Peter looked at Susan gratefully, and I wished that I had been the one to offer him such reassurance.
Towards the end of summer the hawks finished their moult, new feathers replacing the old ones, and became active hunters again. Nearly every day when my lessons were finished, I began going out with Lady Susan to the mews where the hawks were kept. We watched as Peter and his father trained peregrine falcons, kestrels, and merlins in the hunting of birds and small game.

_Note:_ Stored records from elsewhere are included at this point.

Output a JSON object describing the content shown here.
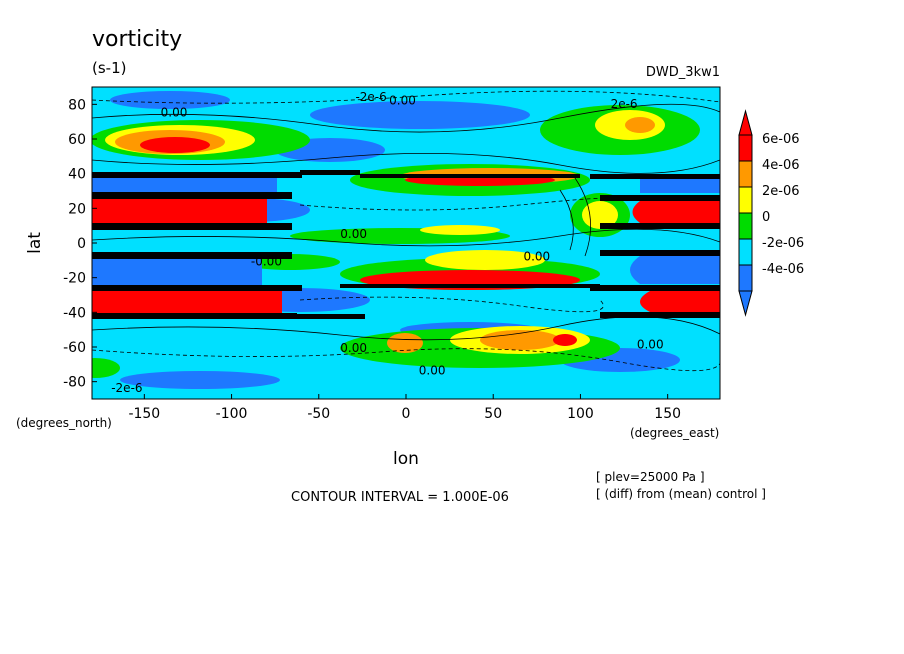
{
  "chart_data": {
    "type": "heatmap",
    "title": "vorticity",
    "units": "(s-1)",
    "dataset": "DWD_3kw1",
    "xlabel": "lon",
    "ylabel": "lat",
    "x_unit_note": "(degrees_east)",
    "y_unit_note": "(degrees_north)",
    "xlim": [
      -180,
      180
    ],
    "ylim": [
      -90,
      90
    ],
    "x_ticks": [
      -150,
      -100,
      -50,
      0,
      50,
      100,
      150
    ],
    "x_tick_labels": [
      "-150",
      "-100",
      "-50",
      "0",
      "50",
      "100",
      "150"
    ],
    "y_ticks": [
      80,
      60,
      40,
      20,
      0,
      -20,
      -40,
      -60,
      -80
    ],
    "y_tick_labels": [
      "80",
      "60",
      "40",
      "20",
      "0",
      "-20",
      "-40",
      "-60",
      "-80"
    ],
    "contour_interval": "CONTOUR INTERVAL = 1.000E-06",
    "notes": [
      "[ plev=25000 Pa ]",
      "[ (diff) from (mean) control ]"
    ],
    "colorbar": {
      "colors": [
        "#1e78ff",
        "#00e0ff",
        "#00dc00",
        "#ffff00",
        "#ff9900",
        "#ff0000"
      ],
      "tick_labels": [
        "6e-06",
        "4e-06",
        "2e-06",
        "0",
        "-2e-06",
        "-4e-06"
      ],
      "extend": "both"
    },
    "contour_labels": [
      {
        "text": "-2e-6",
        "lon": -20,
        "lat": 82
      },
      {
        "text": "0.00",
        "lon": -2,
        "lat": 80
      },
      {
        "text": "0.00",
        "lon": -133,
        "lat": 73
      },
      {
        "text": "2e-6",
        "lon": 125,
        "lat": 78
      },
      {
        "text": "0.00",
        "lon": -30,
        "lat": 3
      },
      {
        "text": "0.00",
        "lon": 75,
        "lat": -10
      },
      {
        "text": "-0.00",
        "lon": -80,
        "lat": -13
      },
      {
        "text": "0.00",
        "lon": -30,
        "lat": -63
      },
      {
        "text": "0.00",
        "lon": 15,
        "lat": -76
      },
      {
        "text": "0.00",
        "lon": 140,
        "lat": -61
      },
      {
        "text": "-2e-6",
        "lon": -160,
        "lat": -86
      }
    ]
  }
}
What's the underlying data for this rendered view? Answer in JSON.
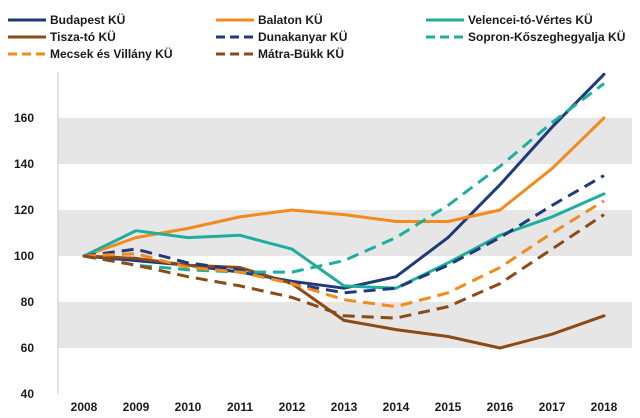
{
  "chart_data": {
    "type": "line",
    "title": "",
    "xlabel": "",
    "ylabel": "",
    "categories": [
      "2008",
      "2009",
      "2010",
      "2011",
      "2012",
      "2013",
      "2014",
      "2015",
      "2016",
      "2017",
      "2018"
    ],
    "ylim": [
      40,
      180
    ],
    "yticks": [
      40,
      60,
      80,
      100,
      120,
      140,
      160
    ],
    "grid": "alternating horizontal bands",
    "legend_position": "top",
    "series": [
      {
        "name": "Budapest KÜ",
        "color": "#1f3a7a",
        "dash": "solid",
        "values": [
          100,
          98,
          96,
          93,
          89,
          86,
          91,
          108,
          131,
          156,
          179
        ]
      },
      {
        "name": "Balaton KÜ",
        "color": "#f28a1e",
        "dash": "solid",
        "values": [
          100,
          108,
          112,
          117,
          120,
          118,
          115,
          115,
          120,
          138,
          160
        ]
      },
      {
        "name": "Velencei-tó-Vértes KÜ",
        "color": "#1fae9d",
        "dash": "solid",
        "values": [
          100,
          111,
          108,
          109,
          103,
          87,
          86,
          97,
          109,
          117,
          127
        ]
      },
      {
        "name": "Tisza-tó KÜ",
        "color": "#8b4a16",
        "dash": "solid",
        "values": [
          100,
          99,
          96,
          95,
          88,
          72,
          68,
          65,
          60,
          66,
          74
        ]
      },
      {
        "name": "Dunakanyar KÜ",
        "color": "#1f3a7a",
        "dash": "dashed",
        "values": [
          100,
          103,
          97,
          94,
          88,
          84,
          86,
          96,
          108,
          122,
          135
        ]
      },
      {
        "name": "Sopron-Kőszeghegyalja KÜ",
        "color": "#1fae9d",
        "dash": "dashed",
        "values": [
          100,
          96,
          94,
          93,
          93,
          98,
          108,
          122,
          139,
          158,
          175
        ]
      },
      {
        "name": "Mecsek és Villány KÜ",
        "color": "#f28a1e",
        "dash": "dashed",
        "values": [
          100,
          101,
          95,
          93,
          88,
          81,
          78,
          84,
          95,
          110,
          124
        ]
      },
      {
        "name": "Mátra-Bükk KÜ",
        "color": "#8b4a16",
        "dash": "dashed",
        "values": [
          100,
          96,
          91,
          87,
          82,
          74,
          73,
          78,
          88,
          103,
          118
        ]
      }
    ]
  }
}
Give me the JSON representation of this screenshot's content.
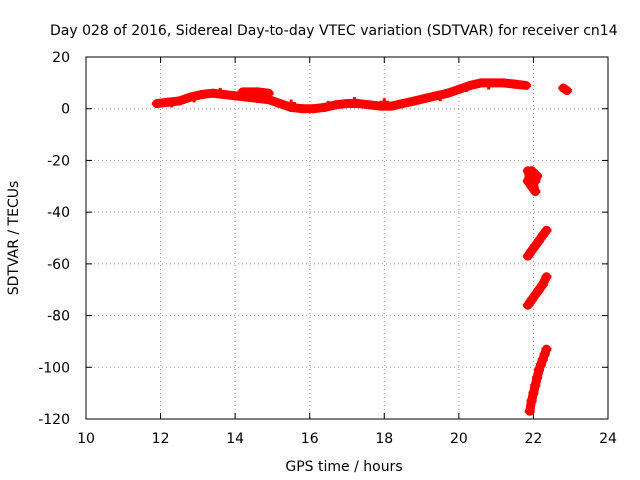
{
  "chart_data": {
    "type": "scatter",
    "title": "Day 028 of 2016, Sidereal Day-to-day VTEC variation (SDTVAR) for receiver cn14",
    "xlabel": "GPS time / hours",
    "ylabel": "SDTVAR / TECUs",
    "xlim": [
      10,
      24
    ],
    "ylim": [
      -120,
      20
    ],
    "xticks": [
      "10",
      "12",
      "14",
      "16",
      "18",
      "20",
      "22",
      "24"
    ],
    "yticks": [
      "20",
      "0",
      "-20",
      "-40",
      "-60",
      "-80",
      "-100",
      "-120"
    ],
    "grid": true,
    "marker_color": "#ff0000",
    "series": [
      {
        "points": [
          [
            11.9,
            2
          ],
          [
            12.2,
            2.5
          ],
          [
            12.5,
            3
          ],
          [
            12.8,
            4.5
          ],
          [
            13.1,
            5.5
          ],
          [
            13.4,
            6
          ],
          [
            13.7,
            5.5
          ],
          [
            14.0,
            5
          ],
          [
            14.3,
            4.5
          ],
          [
            14.6,
            4
          ],
          [
            14.9,
            3.5
          ],
          [
            15.2,
            2
          ],
          [
            15.5,
            0.5
          ],
          [
            15.8,
            0
          ],
          [
            16.1,
            0
          ],
          [
            16.4,
            0.5
          ],
          [
            16.7,
            1.5
          ],
          [
            17.0,
            2
          ],
          [
            17.3,
            2
          ],
          [
            17.6,
            1.5
          ],
          [
            17.9,
            1
          ],
          [
            18.2,
            1
          ],
          [
            18.5,
            2
          ],
          [
            18.8,
            3
          ],
          [
            19.1,
            4
          ],
          [
            19.4,
            5
          ],
          [
            19.7,
            6
          ],
          [
            20.0,
            7.5
          ],
          [
            20.3,
            9
          ],
          [
            20.6,
            10
          ],
          [
            20.9,
            10
          ],
          [
            21.2,
            10
          ],
          [
            21.5,
            9.5
          ],
          [
            21.8,
            9
          ],
          [
            12.3,
            2
          ],
          [
            12.9,
            4
          ],
          [
            13.6,
            6.5
          ],
          [
            14.2,
            6.5
          ],
          [
            14.6,
            6.5
          ],
          [
            14.9,
            6
          ],
          [
            15.5,
            2
          ],
          [
            16.5,
            1.5
          ],
          [
            17.2,
            3
          ],
          [
            18.0,
            2.5
          ],
          [
            19.5,
            4.5
          ],
          [
            20.2,
            8
          ],
          [
            20.8,
            9
          ],
          [
            22.8,
            8
          ],
          [
            22.9,
            7
          ]
        ]
      },
      {
        "points": [
          [
            21.85,
            -24
          ],
          [
            21.9,
            -26
          ],
          [
            21.95,
            -28
          ],
          [
            22.0,
            -30
          ],
          [
            22.05,
            -32
          ],
          [
            21.85,
            -28
          ],
          [
            21.95,
            -24
          ],
          [
            22.1,
            -26
          ],
          [
            22.05,
            -28
          ]
        ]
      },
      {
        "points": [
          [
            21.85,
            -57
          ],
          [
            21.95,
            -55
          ],
          [
            22.05,
            -53
          ],
          [
            22.15,
            -51
          ],
          [
            22.25,
            -49
          ],
          [
            22.35,
            -47
          ]
        ]
      },
      {
        "points": [
          [
            21.85,
            -76
          ],
          [
            21.95,
            -74
          ],
          [
            22.05,
            -72
          ],
          [
            22.15,
            -70
          ],
          [
            22.25,
            -68
          ],
          [
            22.35,
            -65
          ]
        ]
      },
      {
        "points": [
          [
            21.9,
            -117
          ],
          [
            21.95,
            -113
          ],
          [
            22.0,
            -110
          ],
          [
            22.05,
            -107
          ],
          [
            22.1,
            -104
          ],
          [
            22.15,
            -101
          ],
          [
            22.2,
            -99
          ],
          [
            22.25,
            -97
          ],
          [
            22.3,
            -95
          ],
          [
            22.35,
            -93
          ]
        ]
      }
    ]
  }
}
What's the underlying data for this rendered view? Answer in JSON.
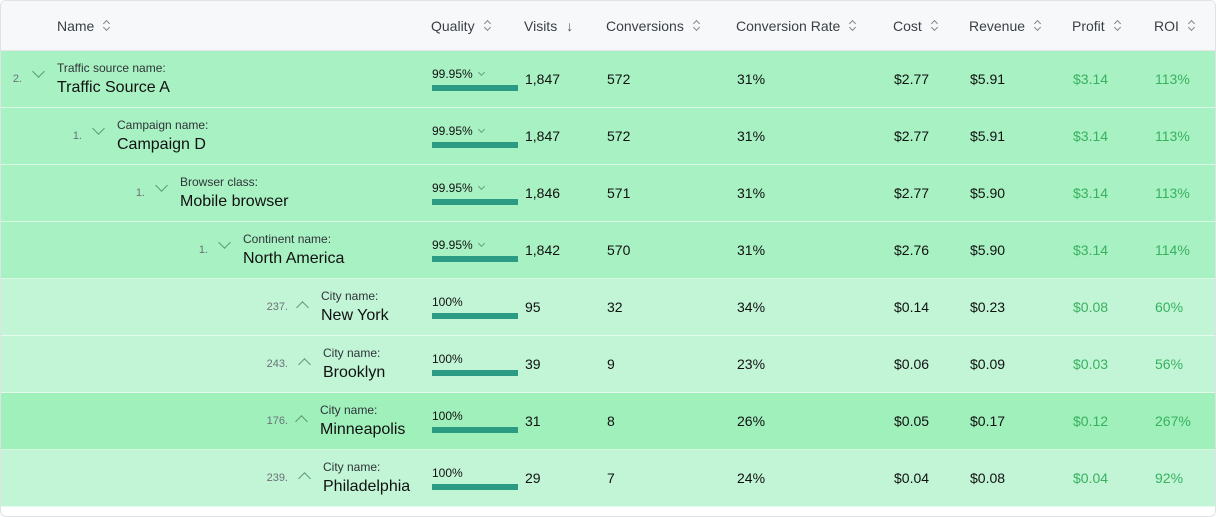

One afternoon we found Peter in the weathering yard, coaxing a young hawk to fly from its perch to his fist. When finally the bird spread its wings and glided to Peters gloved fist, clutching it with its curved talons, Peter rewarded the bird with a titbit of meat.
“Soon this one will be ready to fly in the open,” he said. Peter smiled — a lovely smile, I thought. “And then she’ll be ready to hunt.”
Peter explained the lessons that the bird must learn: first, to sit by its captured prey but not devour it; once that has been mastered, to fly with its kill to the falconer’s fist. “No one needs to teach her to hunt — that she’s born knowing,” he said, tenderly stroking the hawk’s feathers. “Teaching her to trust you, there’s the hard part,” Peter said. “It’s no good teaching her to kill for you if she goes off with her quarry and sits in a tree somewhere.”
I left the yard and hurried directly to Salisbury. “I wish to study the art of falconry,” I announced. I argued that my father hunted with falcons and that my mother, too, used to ride out with the king, a merlin perched upon her gloved fist. Salisbury wrote to Queen Catherine, who sent her approval with a gift of silver bells to be attached to the bird’s leg and a soft leather hood to cover the bird when it was being carried to the hunt. When the gifts arrived, I rushed to the mews to show the bells and hood to Peter.
“Now,” he said, “we must find you a hawk, and you’ll learn together.”